Um avanço desta audiência pública terá lugar na quarta-feira, também diante da Comissão de Inteligência do Senado, com quatro testemunhas importantes: o diretor de Inteligência Nacional, Daniel Coats; o chefe da Agência de Segurança Nacional (NSA, em inglês), Mike Rogers; o diretor interino do FBI, Andrew McCabe; e o procurador-geral adjunto, Rod Rosenstein.

"Em vez de nos apoiar em artigos da imprensa e em boatos, vamos perguntar diretamente aos envolvidos", destacou o senador republicano Marco Rubio, um dos 15 membros da comissão.

"Me alegro de que seja uma audiência pública", disse o líder dos democratas no Senado, Chuck Schumer. "Nesta matéria os americanos devem saber toda a verdade e nada além da verdade".

O vazamento de um documento secreto da NSA que apareceu no site The Intercept na segunda-feira pôs mais lenha na fogueira.

Um provedor da agência foi detido por enviar tal documento, que detalha como a Inteligência militar russa tentou invadir vários sistemas eleitorais antes da eleição de novembro de 2016. O Kremlin nega qualquer tipo de ingerência.

Este documento confirma as suspeitas de ciberataque por parte da Rússia para minar a confiança do povo no sistema eleitoral americano e para prejudicar a candidatura da democrata Hillary Clinton.

- Fumaça sem fogo -Trump disse publicamente que quer virar a página, mas a investigação - agora nas mãos do procurador especial independente Robert Mueller - paralisa a sua presidência.

"Não há dúvidas de que manter os parlamentas focados nas investigações prejudica a nossa agenda legislativa", disse na segunda-feira o diretor da Casa Branca para Assuntos Legislativos, Marc Short.

Os republicanos, com maioria em ambas as Câmaras do Congresso, estão atrasados em seus planos de reforma.
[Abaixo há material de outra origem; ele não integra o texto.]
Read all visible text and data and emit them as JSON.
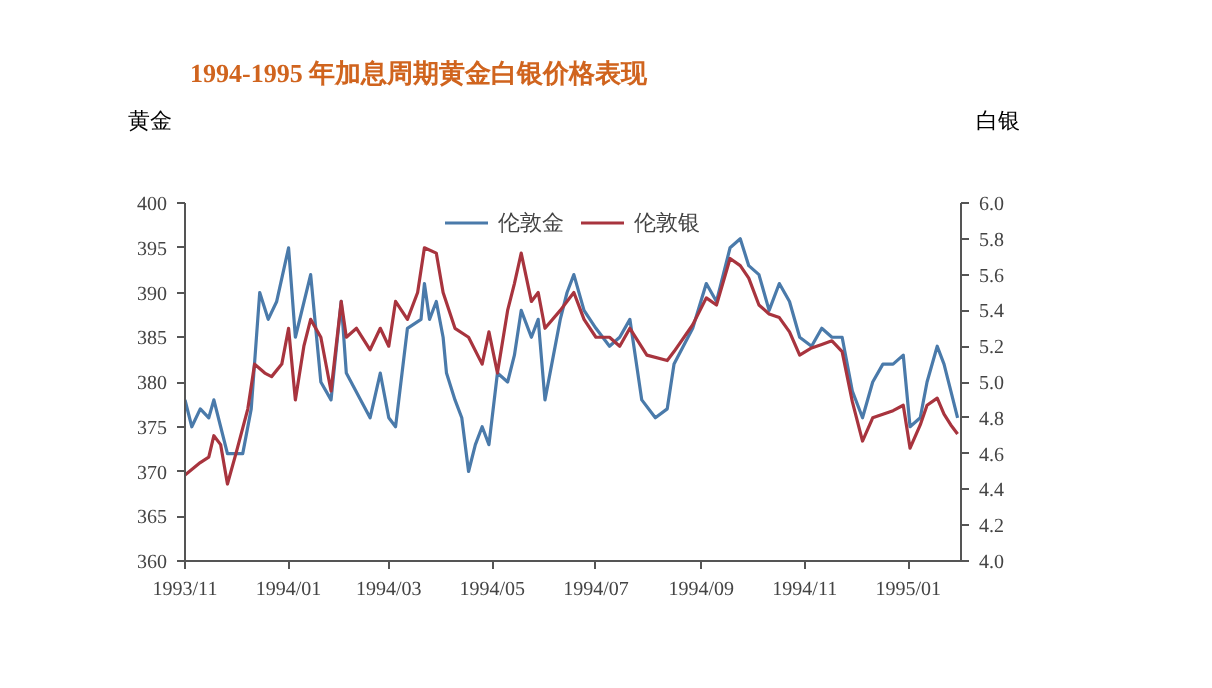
{
  "chart_data": {
    "type": "line",
    "title": "1994-1995 年加息周期黄金白银价格表现",
    "ylabel": "黄金",
    "y2label": "白银",
    "xlim": [
      "1993-11-01",
      "1995-02-01"
    ],
    "xticks": [
      {
        "value": "1993-11-01",
        "label": "1993/11"
      },
      {
        "value": "1994-01-01",
        "label": "1994/01"
      },
      {
        "value": "1994-03-01",
        "label": "1994/03"
      },
      {
        "value": "1994-05-01",
        "label": "1994/05"
      },
      {
        "value": "1994-07-01",
        "label": "1994/07"
      },
      {
        "value": "1994-09-01",
        "label": "1994/09"
      },
      {
        "value": "1994-11-01",
        "label": "1994/11"
      },
      {
        "value": "1995-01-01",
        "label": "1995/01"
      }
    ],
    "ylim": [
      360,
      400
    ],
    "yticks": [
      360,
      365,
      370,
      375,
      380,
      385,
      390,
      395,
      400
    ],
    "y2lim": [
      4.0,
      6.0
    ],
    "y2ticks": [
      {
        "value": 4.0,
        "label": "4.0"
      },
      4.2,
      4.4,
      4.6,
      4.8,
      {
        "value": 5.0,
        "label": "5.0"
      },
      5.2,
      5.4,
      5.6,
      5.8,
      {
        "value": 6.0,
        "label": "6.0"
      }
    ],
    "legend": "top",
    "grid": false,
    "line_style": "solid",
    "series": [
      {
        "name": "伦敦金",
        "color": "#4a7aaa",
        "x": [
          "1993-11-01",
          "1993-11-05",
          "1993-11-10",
          "1993-11-15",
          "1993-11-18",
          "1993-11-22",
          "1993-11-26",
          "1993-12-05",
          "1993-12-10",
          "1993-12-15",
          "1993-12-20",
          "1993-12-25",
          "1994-01-01",
          "1994-01-05",
          "1994-01-14",
          "1994-01-20",
          "1994-01-26",
          "1994-02-01",
          "1994-02-04",
          "1994-02-18",
          "1994-02-24",
          "1994-03-01",
          "1994-03-05",
          "1994-03-12",
          "1994-03-20",
          "1994-03-22",
          "1994-03-25",
          "1994-03-29",
          "1994-04-02",
          "1994-04-04",
          "1994-04-09",
          "1994-04-13",
          "1994-04-17",
          "1994-04-21",
          "1994-04-25",
          "1994-04-29",
          "1994-05-04",
          "1994-05-10",
          "1994-05-14",
          "1994-05-18",
          "1994-05-24",
          "1994-05-28",
          "1994-06-01",
          "1994-06-06",
          "1994-06-10",
          "1994-06-14",
          "1994-06-18",
          "1994-06-24",
          "1994-07-01",
          "1994-07-09",
          "1994-07-15",
          "1994-07-21",
          "1994-07-28",
          "1994-08-05",
          "1994-08-12",
          "1994-08-16",
          "1994-08-27",
          "1994-09-04",
          "1994-09-10",
          "1994-09-18",
          "1994-09-24",
          "1994-09-29",
          "1994-10-05",
          "1994-10-11",
          "1994-10-17",
          "1994-10-23",
          "1994-10-29",
          "1994-11-05",
          "1994-11-11",
          "1994-11-17",
          "1994-11-23",
          "1994-11-29",
          "1994-12-05",
          "1994-12-11",
          "1994-12-17",
          "1994-12-23",
          "1994-12-29",
          "1995-01-02",
          "1995-01-08",
          "1995-01-12",
          "1995-01-18",
          "1995-01-22",
          "1995-01-26",
          "1995-01-30"
        ],
        "values": [
          378,
          375,
          377,
          376,
          378,
          375,
          372,
          372,
          377,
          390,
          387,
          389,
          395,
          385,
          392,
          380,
          378,
          389,
          381,
          376,
          381,
          376,
          375,
          386,
          387,
          391,
          387,
          389,
          385,
          381,
          378,
          376,
          370,
          373,
          375,
          373,
          381,
          380,
          383,
          388,
          385,
          387,
          378,
          383,
          387,
          390,
          392,
          388,
          386,
          384,
          385,
          387,
          378,
          376,
          377,
          382,
          386,
          391,
          389,
          395,
          396,
          393,
          392,
          388,
          391,
          389,
          385,
          384,
          386,
          385,
          385,
          379,
          376,
          380,
          382,
          382,
          383,
          375,
          376,
          380,
          384,
          382,
          379,
          376
        ]
      },
      {
        "name": "伦敦银",
        "color": "#a8343e",
        "axis": "y2",
        "x": [
          "1993-11-01",
          "1993-11-10",
          "1993-11-15",
          "1993-11-18",
          "1993-11-22",
          "1993-11-26",
          "1993-12-01",
          "1993-12-08",
          "1993-12-12",
          "1993-12-18",
          "1993-12-22",
          "1993-12-28",
          "1994-01-01",
          "1994-01-05",
          "1994-01-10",
          "1994-01-14",
          "1994-01-20",
          "1994-01-26",
          "1994-02-01",
          "1994-02-04",
          "1994-02-10",
          "1994-02-18",
          "1994-02-24",
          "1994-03-01",
          "1994-03-05",
          "1994-03-12",
          "1994-03-18",
          "1994-03-22",
          "1994-03-29",
          "1994-04-02",
          "1994-04-09",
          "1994-04-17",
          "1994-04-25",
          "1994-04-29",
          "1994-05-04",
          "1994-05-10",
          "1994-05-14",
          "1994-05-18",
          "1994-05-24",
          "1994-05-28",
          "1994-06-01",
          "1994-06-10",
          "1994-06-18",
          "1994-06-24",
          "1994-07-01",
          "1994-07-09",
          "1994-07-15",
          "1994-07-21",
          "1994-07-31",
          "1994-08-12",
          "1994-08-16",
          "1994-08-27",
          "1994-09-04",
          "1994-09-10",
          "1994-09-18",
          "1994-09-24",
          "1994-09-29",
          "1994-10-05",
          "1994-10-11",
          "1994-10-17",
          "1994-10-23",
          "1994-10-29",
          "1994-11-05",
          "1994-11-11",
          "1994-11-17",
          "1994-11-23",
          "1994-11-29",
          "1994-12-05",
          "1994-12-11",
          "1994-12-17",
          "1994-12-23",
          "1994-12-29",
          "1995-01-02",
          "1995-01-08",
          "1995-01-12",
          "1995-01-18",
          "1995-01-22",
          "1995-01-26",
          "1995-01-30"
        ],
        "values": [
          4.48,
          4.55,
          4.58,
          4.7,
          4.65,
          4.43,
          4.6,
          4.85,
          5.1,
          5.05,
          5.03,
          5.1,
          5.3,
          4.9,
          5.2,
          5.35,
          5.25,
          4.95,
          5.45,
          5.25,
          5.3,
          5.18,
          5.3,
          5.2,
          5.45,
          5.35,
          5.5,
          5.75,
          5.72,
          5.5,
          5.3,
          5.25,
          5.1,
          5.28,
          5.05,
          5.4,
          5.55,
          5.72,
          5.45,
          5.5,
          5.3,
          5.4,
          5.5,
          5.35,
          5.25,
          5.25,
          5.2,
          5.3,
          5.15,
          5.12,
          5.17,
          5.32,
          5.47,
          5.43,
          5.69,
          5.65,
          5.58,
          5.43,
          5.38,
          5.36,
          5.28,
          5.15,
          5.19,
          5.21,
          5.23,
          5.17,
          4.89,
          4.67,
          4.8,
          4.82,
          4.84,
          4.87,
          4.63,
          4.76,
          4.87,
          4.91,
          4.82,
          4.76,
          4.71
        ]
      }
    ]
  }
}
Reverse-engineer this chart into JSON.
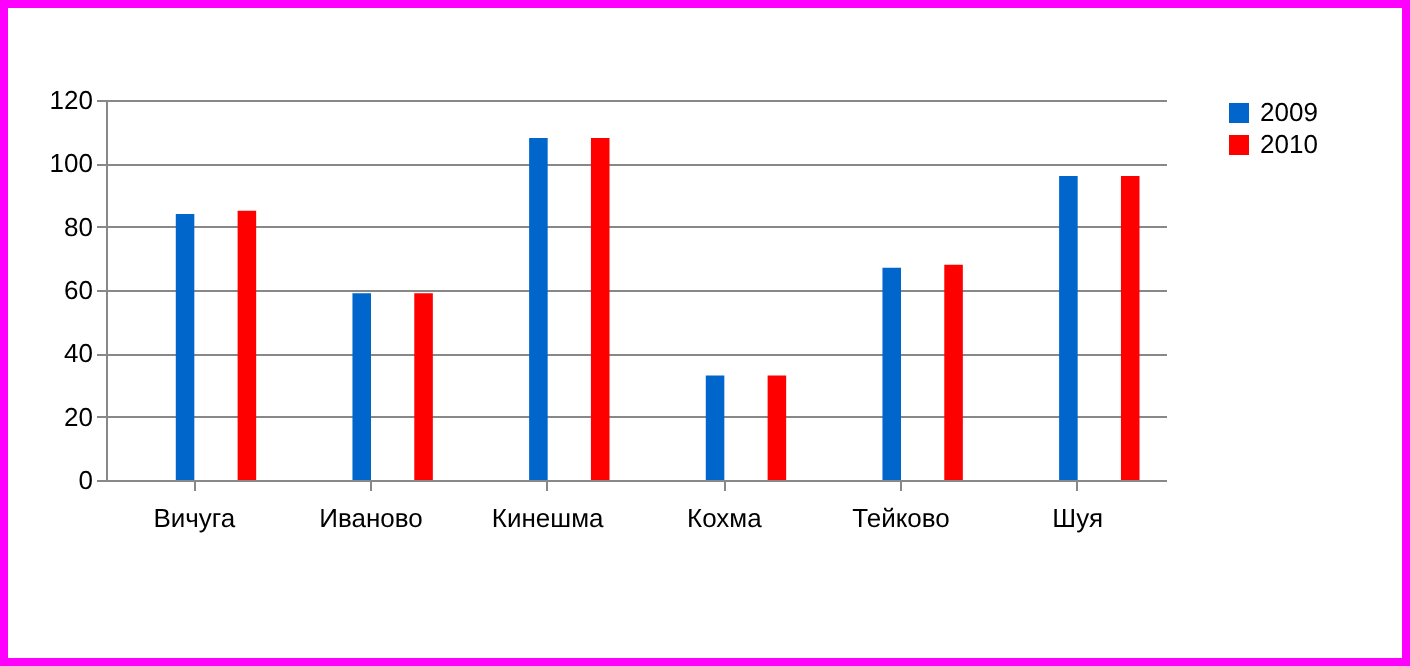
{
  "chart_data": {
    "type": "bar",
    "categories": [
      "Вичуга",
      "Иваново",
      "Кинешма",
      "Кохма",
      "Тейково",
      "Шуя"
    ],
    "series": [
      {
        "name": "2009",
        "color": "#0066cc",
        "values": [
          84,
          59,
          108,
          33,
          67,
          96
        ]
      },
      {
        "name": "2010",
        "color": "#ff0000",
        "values": [
          85,
          59,
          108,
          33,
          68,
          96
        ]
      }
    ],
    "ylim": [
      0,
      120
    ],
    "yticks": [
      0,
      20,
      40,
      60,
      80,
      100,
      120
    ],
    "grid": "y",
    "legend": "right"
  }
}
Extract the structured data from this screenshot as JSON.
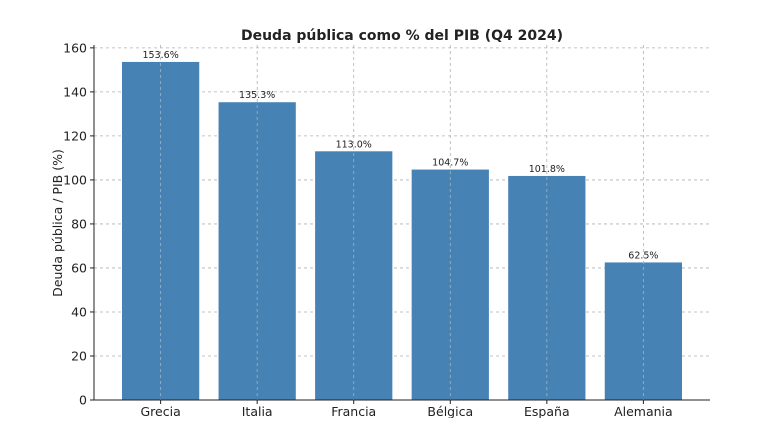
{
  "chart_data": {
    "type": "bar",
    "title": "Deuda pública como % del PIB (Q4 2024)",
    "xlabel": "",
    "ylabel": "Deuda pública / PIB (%)",
    "categories": [
      "Grecia",
      "Italia",
      "Francia",
      "Bélgica",
      "España",
      "Alemania"
    ],
    "values": [
      153.6,
      135.3,
      113.0,
      104.7,
      101.8,
      62.5
    ],
    "data_labels": [
      "153.6%",
      "135.3%",
      "113.0%",
      "104.7%",
      "101.8%",
      "62.5%"
    ],
    "yticks": [
      0,
      20,
      40,
      60,
      80,
      100,
      120,
      140,
      160
    ],
    "ylim": [
      0,
      161.3
    ],
    "grid": true,
    "bar_color": "#4682b4"
  }
}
Embora de início tenham feito o possível para ignorar este tema, não puderam evitar que o Congresso cumprisse com a sua missão de controlar o poder Executivo.

Comissões do Senado e da Câmara de Representantes têm investigado há meses as tentativas de interferência de Moscou nas eleições presidenciais e a sua relação com o comitê de campanha de Trump.

O objetivo destas investigações do Congresso é mais ambicioso do que as realizadas por Mueller, pois se concentram em identificar crimes específicos. Querem revelar as atividades de espionagem da Rússia nos Estados Unidos e identificar os cúmplices locais.

Hillary Clinton está convencida de que os russos foram ajudados por políticos americanos. "Há muita fumaça", disse no domingo o vice-presidente da Comissão do Senado, Mark Warner, "mas ainda não há fogo".

Os democratas asseguram que perguntarão a Daniel Coats e a Mike Rogers sobre uma afirmação feita em um artigo do Washington Post: que o presidente lhes pediu em março para negarem publicamente a existência de uma colusão com a Rússia.

Para o círculo mais próximo de Trump, tudo não passa de uma intriga.

"Esta é a maior farsa de toda a História", disse na segunda-feira um dos filhos do presidente, Eric Trump, à emissora ABC. "Para mim é o establishment tentando evitar que vença", declarou outro de seus filhos, Donald Trump Jr.